"When employees don't trust AI, they become what they are calling coasters. People who are actively disengaged, who will not give their best work, yet they remain in the organization itself."
What it was about
Drawing on a 10-million-respondent, three-year rolling workforce database, the speaker argues that surface-level conditions (work arrangements, generational makeup, AI adoption) are shifting fast, but the core human predictors of engagement and leadership effectiveness are stable. Organizations win by shoring up those fundamentals and treating AI adoption as a trust and change-management problem, not a technology rollout.
By the numbers
males entered the workforce at three times the amount of females
Women's National Law Center statistic on workforce entry, late 2025/early 2026
seven-point engagement delta
engagement gap between on-site and remote/hybrid workers
80% of the workforce by 2034
projected share of workforce that will be millennials and Gen Z
Key notes
Track the 15 predictors of engagement across three tiers (foundational, bridge, heart) instead of relying on the old 'drivers of engagement' model, since foundational factors prevent disengagement but don't drive it.
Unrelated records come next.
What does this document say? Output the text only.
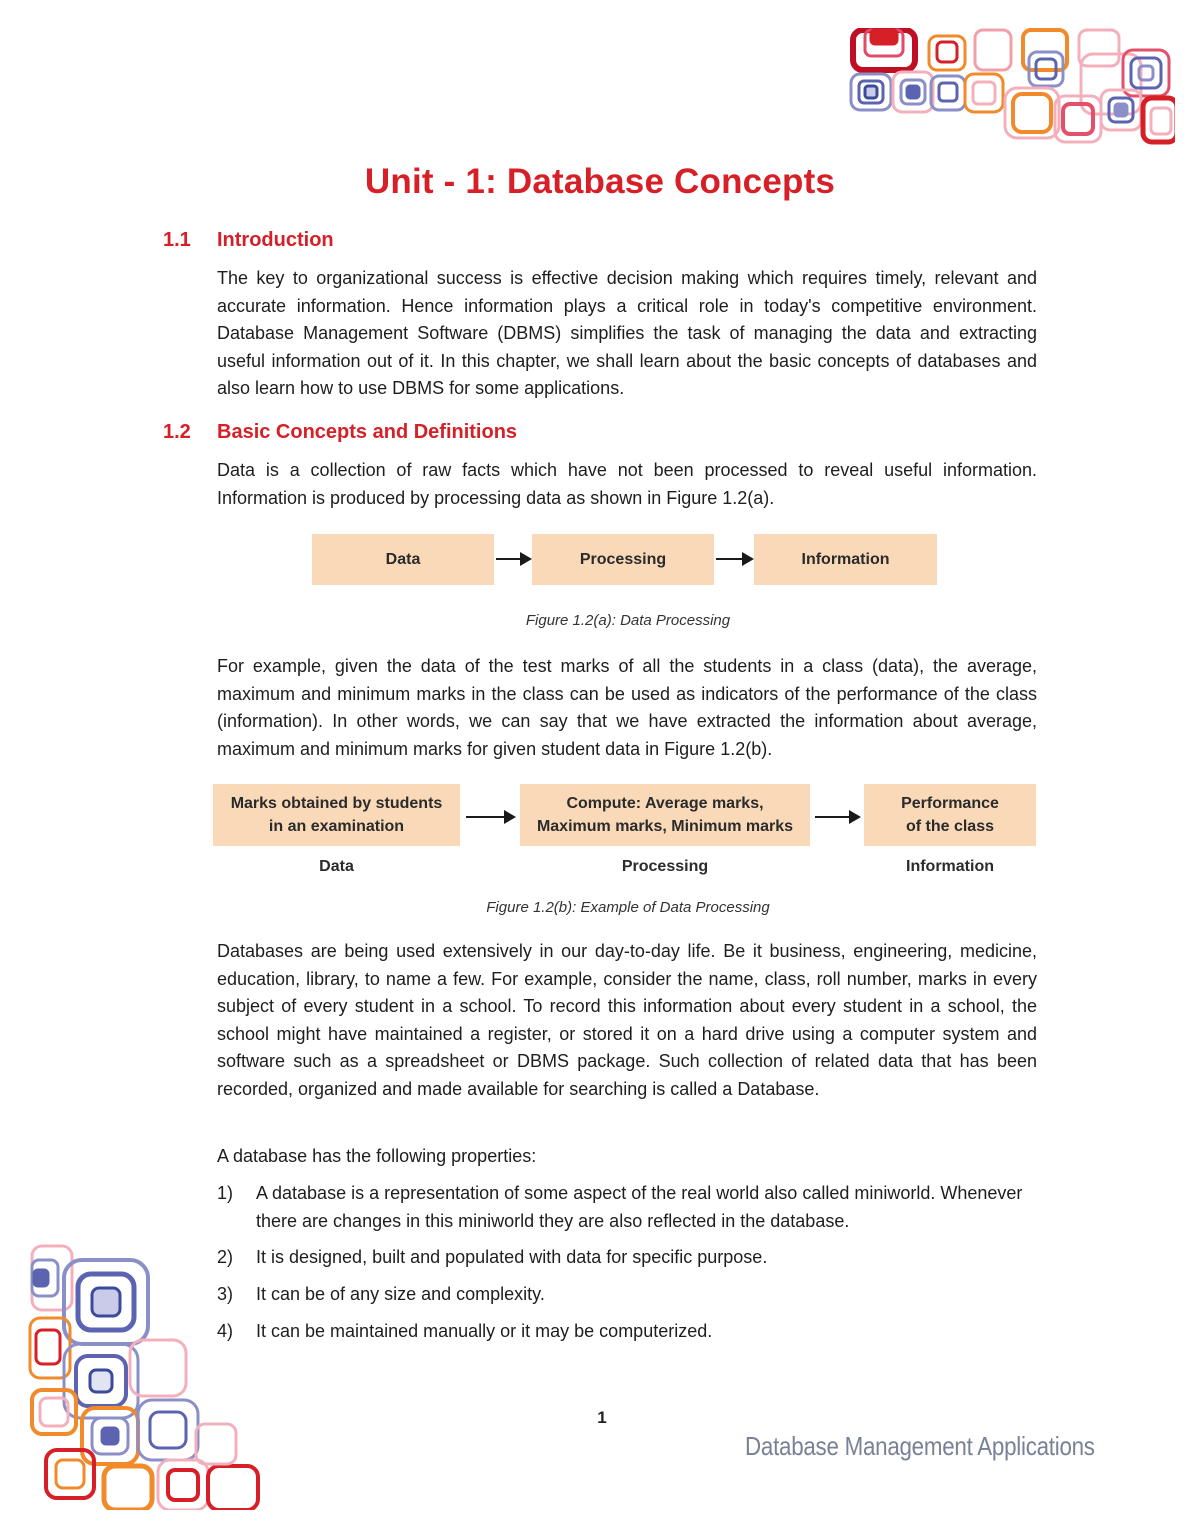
Unit - 1: Database Concepts
1.1 Introduction

The key to organizational success is effective decision making which requires timely, relevant and accurate information. Hence information plays a critical role in today's competitive environment. Database Management Software (DBMS) simplifies the task of managing the data and extracting useful information out of it. In this chapter, we shall learn about the basic concepts of databases and also learn how to use DBMS for some applications.

1.2 Basic Concepts and Definitions

Data is a collection of raw facts which have not been processed to reveal useful information. Information is produced by processing data as shown in Figure 1.2(a).

Data	Processing	Information
Figure 1.2(a): Data Processing

For example, given the data of the test marks of all the students in a class (data), the average, maximum and minimum marks in the class can be used as indicators of the performance of the class (information). In other words, we can say that we have extracted the information about average, maximum and minimum marks for given student data in Figure 1.2(b).

Marks obtained by students
in an examination
Compute: Average marks,
Maximum marks, Minimum marks
Performance
of the class
Data	Processing	Information
Figure 1.2(b): Example of Data Processing

Databases are being used extensively in our day-to-day life. Be it business, engineering, medicine, education, library, to name a few. For example, consider the name, class, roll number, marks in every subject of every student in a school. To record this information about every student in a school, the school might have maintained a register, or stored it on a hard drive using a computer system and software such as a spreadsheet or DBMS package. Such collection of related data that has been recorded, organized and made available for searching is called a Database.

A database has the following properties:

1) A database is a representation of some aspect of the real world also called miniworld. Whenever there are changes in this miniworld they are also reflected in the database.
2) It is designed, built and populated with data for specific purpose.
3) It can be of any size and complexity.
4) It can be maintained manually or it may be computerized.
1
Database Management Applications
Treat leadership effectiveness (measured by 'I believe my manager is an outstanding leader') as a distinct, more stable metric from engagement. Build its four predictors, active communication, integrity and trust, growth orientation, and relational strength, into performance reviews and 360s.
Segment engagement data by gender, organizational level, generation, and work arrangement, since aggregate numbers hide major divergences (e.g., male vs. female senior leaders, on-site vs. remote/hybrid).
The contrarian takeRemote and hybrid workers score higher on leadership effectiveness than on-site workers, contradicting the assumption that management requires in-person, day-to-day contact ('management is a contact sport'). It appears remote/hybrid arrangements signal higher trust from leaders, which workers reciprocate with more positive perceptions of leadership.
Take this back Monday
Do this for your team
Ask your team directly how they feel about AI at work (using something like a Readiness/Initiative/Success/Expectation pulse) instead of just tracking usage.
Say this in your next leadership meeting
Good AI strategy is good people strategy — if employees don't trust AI, they quietly disengage as 'coasters' while staying employed.
Watch out for
Treating pay, respect, and stable work arrangements as afterthoughts rather than foundational predictors that must be shored up before bridge and heart factors can matter.
Mandating AI usage or tracking AI usage in a way that kills trust, rather than building organic adoption through early adopters and knowledge-sharing.
Assuming return-to-office mandates improve outcomes. The 2024 RTO push increased on-site work but triggered backlash, and it didn't improve leadership-effectiveness scores, which stayed higher for remote/hybrid workers.
Fun fact · Kris Erickson
Before co-founding WSA, she held executive consulting roles at Kenexa, IBM, and Gallup, and served as VP of HR at a Nashville cancer diagnostics company.